What are the most common misconceptions?

The most durable misconception is that a medical marijuana card functions like a prescription — that it authorizes a specific product at a specific dose. It does not. The certification confirms eligibility; what a patient actually purchases is largely self-directed within whatever product categories the dispensary stocks. Dosing is not standardized across state programs, and physicians are generally prohibited from specifying brand or product in their certifications.

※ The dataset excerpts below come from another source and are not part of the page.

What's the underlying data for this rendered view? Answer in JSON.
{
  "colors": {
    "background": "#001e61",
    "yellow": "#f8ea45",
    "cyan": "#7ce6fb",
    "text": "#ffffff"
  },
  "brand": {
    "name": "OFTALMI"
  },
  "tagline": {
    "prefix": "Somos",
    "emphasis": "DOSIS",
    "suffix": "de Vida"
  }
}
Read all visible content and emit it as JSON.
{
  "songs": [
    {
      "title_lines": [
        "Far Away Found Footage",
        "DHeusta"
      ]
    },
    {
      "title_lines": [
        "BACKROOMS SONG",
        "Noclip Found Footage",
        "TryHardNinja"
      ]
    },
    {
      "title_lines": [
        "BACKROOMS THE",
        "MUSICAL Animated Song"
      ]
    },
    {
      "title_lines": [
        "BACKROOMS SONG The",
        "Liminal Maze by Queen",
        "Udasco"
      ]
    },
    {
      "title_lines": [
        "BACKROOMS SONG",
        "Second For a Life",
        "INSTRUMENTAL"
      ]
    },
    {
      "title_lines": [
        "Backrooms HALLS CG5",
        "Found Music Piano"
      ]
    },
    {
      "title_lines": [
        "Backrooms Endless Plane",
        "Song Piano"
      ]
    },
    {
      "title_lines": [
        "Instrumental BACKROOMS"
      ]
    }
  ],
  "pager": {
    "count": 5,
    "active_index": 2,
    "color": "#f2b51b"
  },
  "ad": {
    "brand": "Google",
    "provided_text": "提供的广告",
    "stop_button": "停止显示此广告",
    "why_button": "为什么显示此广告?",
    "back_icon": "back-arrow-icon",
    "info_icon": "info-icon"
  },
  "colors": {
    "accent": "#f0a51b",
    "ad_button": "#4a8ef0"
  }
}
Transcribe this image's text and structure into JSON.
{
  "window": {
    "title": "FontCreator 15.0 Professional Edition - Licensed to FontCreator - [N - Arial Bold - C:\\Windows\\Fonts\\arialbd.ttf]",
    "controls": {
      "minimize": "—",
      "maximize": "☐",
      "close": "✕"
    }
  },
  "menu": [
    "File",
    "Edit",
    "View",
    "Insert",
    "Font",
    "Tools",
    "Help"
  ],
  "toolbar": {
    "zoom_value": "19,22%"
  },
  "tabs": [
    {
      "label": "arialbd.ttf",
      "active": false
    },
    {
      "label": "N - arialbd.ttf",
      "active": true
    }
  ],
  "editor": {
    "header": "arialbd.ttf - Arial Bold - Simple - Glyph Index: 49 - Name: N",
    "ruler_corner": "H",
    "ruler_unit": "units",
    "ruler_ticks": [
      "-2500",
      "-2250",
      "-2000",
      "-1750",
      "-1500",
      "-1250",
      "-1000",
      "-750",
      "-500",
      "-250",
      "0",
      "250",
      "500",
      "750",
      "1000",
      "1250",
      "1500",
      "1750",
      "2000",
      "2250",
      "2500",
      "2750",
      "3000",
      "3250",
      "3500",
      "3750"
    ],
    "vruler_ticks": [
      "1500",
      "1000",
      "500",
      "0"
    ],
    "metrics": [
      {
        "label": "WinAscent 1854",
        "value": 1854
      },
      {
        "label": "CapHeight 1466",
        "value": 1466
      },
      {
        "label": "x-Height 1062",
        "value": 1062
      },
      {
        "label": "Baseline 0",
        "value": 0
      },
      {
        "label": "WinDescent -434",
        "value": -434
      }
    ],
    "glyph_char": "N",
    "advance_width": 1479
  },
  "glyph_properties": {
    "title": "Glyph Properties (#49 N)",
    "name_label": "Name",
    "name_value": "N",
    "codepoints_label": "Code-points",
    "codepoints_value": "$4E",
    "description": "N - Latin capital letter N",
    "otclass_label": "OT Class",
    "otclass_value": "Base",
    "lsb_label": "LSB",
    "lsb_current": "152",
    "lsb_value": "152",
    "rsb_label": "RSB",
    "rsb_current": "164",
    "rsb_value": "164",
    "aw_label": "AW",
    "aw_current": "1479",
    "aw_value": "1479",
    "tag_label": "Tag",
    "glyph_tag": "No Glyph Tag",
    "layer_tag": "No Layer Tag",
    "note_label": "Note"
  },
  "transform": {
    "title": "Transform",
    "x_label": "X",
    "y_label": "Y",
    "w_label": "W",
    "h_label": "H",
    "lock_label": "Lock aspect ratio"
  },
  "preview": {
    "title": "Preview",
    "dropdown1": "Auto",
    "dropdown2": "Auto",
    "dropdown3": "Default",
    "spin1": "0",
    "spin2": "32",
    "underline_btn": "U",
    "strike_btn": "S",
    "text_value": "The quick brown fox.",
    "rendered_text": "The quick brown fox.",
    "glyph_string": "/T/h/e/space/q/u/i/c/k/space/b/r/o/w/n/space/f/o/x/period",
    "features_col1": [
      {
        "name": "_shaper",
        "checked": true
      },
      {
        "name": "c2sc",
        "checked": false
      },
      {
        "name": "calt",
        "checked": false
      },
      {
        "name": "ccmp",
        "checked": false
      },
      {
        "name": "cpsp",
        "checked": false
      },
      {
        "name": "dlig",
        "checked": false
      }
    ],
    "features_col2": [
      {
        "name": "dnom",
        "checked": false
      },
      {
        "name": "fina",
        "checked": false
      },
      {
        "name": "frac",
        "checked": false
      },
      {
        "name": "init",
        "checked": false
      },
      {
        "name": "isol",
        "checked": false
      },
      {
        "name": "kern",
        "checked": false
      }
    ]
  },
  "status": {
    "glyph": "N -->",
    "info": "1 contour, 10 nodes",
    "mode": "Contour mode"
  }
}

A second persistent misconception holds that "medical" implies lower potency than recreational products. In states where both programs operate, the same cultivar can appear in both markets. The medical marijuana vs. recreational marijuana distinction is primarily regulatory and tax-related, not pharmacological. Medical products in some states carry lower excise taxes and may include higher-potency concentrations not available recreationally — which is the reverse of what many patients expect.

Finally, some patients assume that long-term use carries no meaningful risk profile. The research on medical marijuana and mental health risks identifies elevated concern for individuals with a personal or family history of psychosis, and heavy adolescent use is associated with measurable cognitive effects in longitudinal studies published by the National Institute on Drug Abuse (NIDA).